Current Deep Neural Networks are vulnerable to adversarial examples, which alter their predictions by adding carefully crafted noise. Since human eyes are robust to such inputs, it is possible that the vulnerability stems from the standard way of processing inputs in one shot by processing every pixel with the same importance. In contrast, neuroscience suggests that the human vision system can differentiate salient features by (1) switching between multiple fixation points (saccades) and (2) processing the surrounding with a non-uniform external resolution (foveation). In this work, we advocate that the integration of such active vision mechanisms into current deep learning systems can offer robustness benefits. Specifically, we empirically demonstrate the inherent robustness of two active vision methods - GFNet and FALcon - under a black box threat model. By learning and inferencing based on downsampled glimpses obtained from multiple distinct fixation points within an input, we show that these active methods achieve (2-3) times greater robustness compared to a standard passive convolutional network under state-of-the-art adversarial attacks. More importantly, we provide illustrative and interpretable visualization analysis that demonstrates how performing inference from distinct fixation points makes active vision methods less vulnerable to malicious inputs.

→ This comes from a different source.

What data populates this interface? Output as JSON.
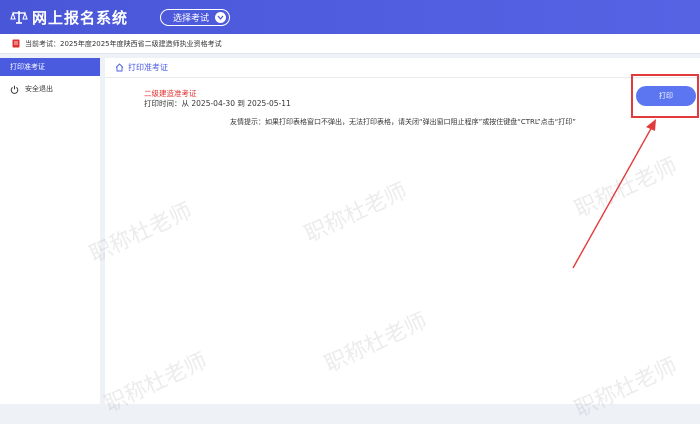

翻译：当前深度神经网络易受对抗样本的攻击，这些样本通过添加精心设计的噪声改变模型预测。由于人眼对此类输入具有鲁棒性，这种脆弱性可能源于标准的一次性处理方式——以同等重要性处理所有像素。相比之下，神经科学表明，人类视觉系统能够通过以下方式区分显著特征：（1）在多个注视点之间切换（扫视运动）和（2）以非均匀的外部分辨率处理周围区域（中央凹成像）。本文主张将此类主动视觉机制整合到当前深度学习系统中可带来鲁棒性优势。具体而言，我们通过黑盒威胁模型实证证明了两种主动视觉方法——GFNet和FALcon——的固有鲁棒性。实验表明，基于输入中多个不同注视点获取的下采样瞥视进行学习与推理时，这些主动方法在最先进的对抗攻击下比标准被动卷积网络鲁棒性提升（2-3）倍。更重要的是，我们提供了具象化、可解释的可视化分析，揭示了从不同注视点执行推理如何使主动视觉方法对恶意输入更不敏感。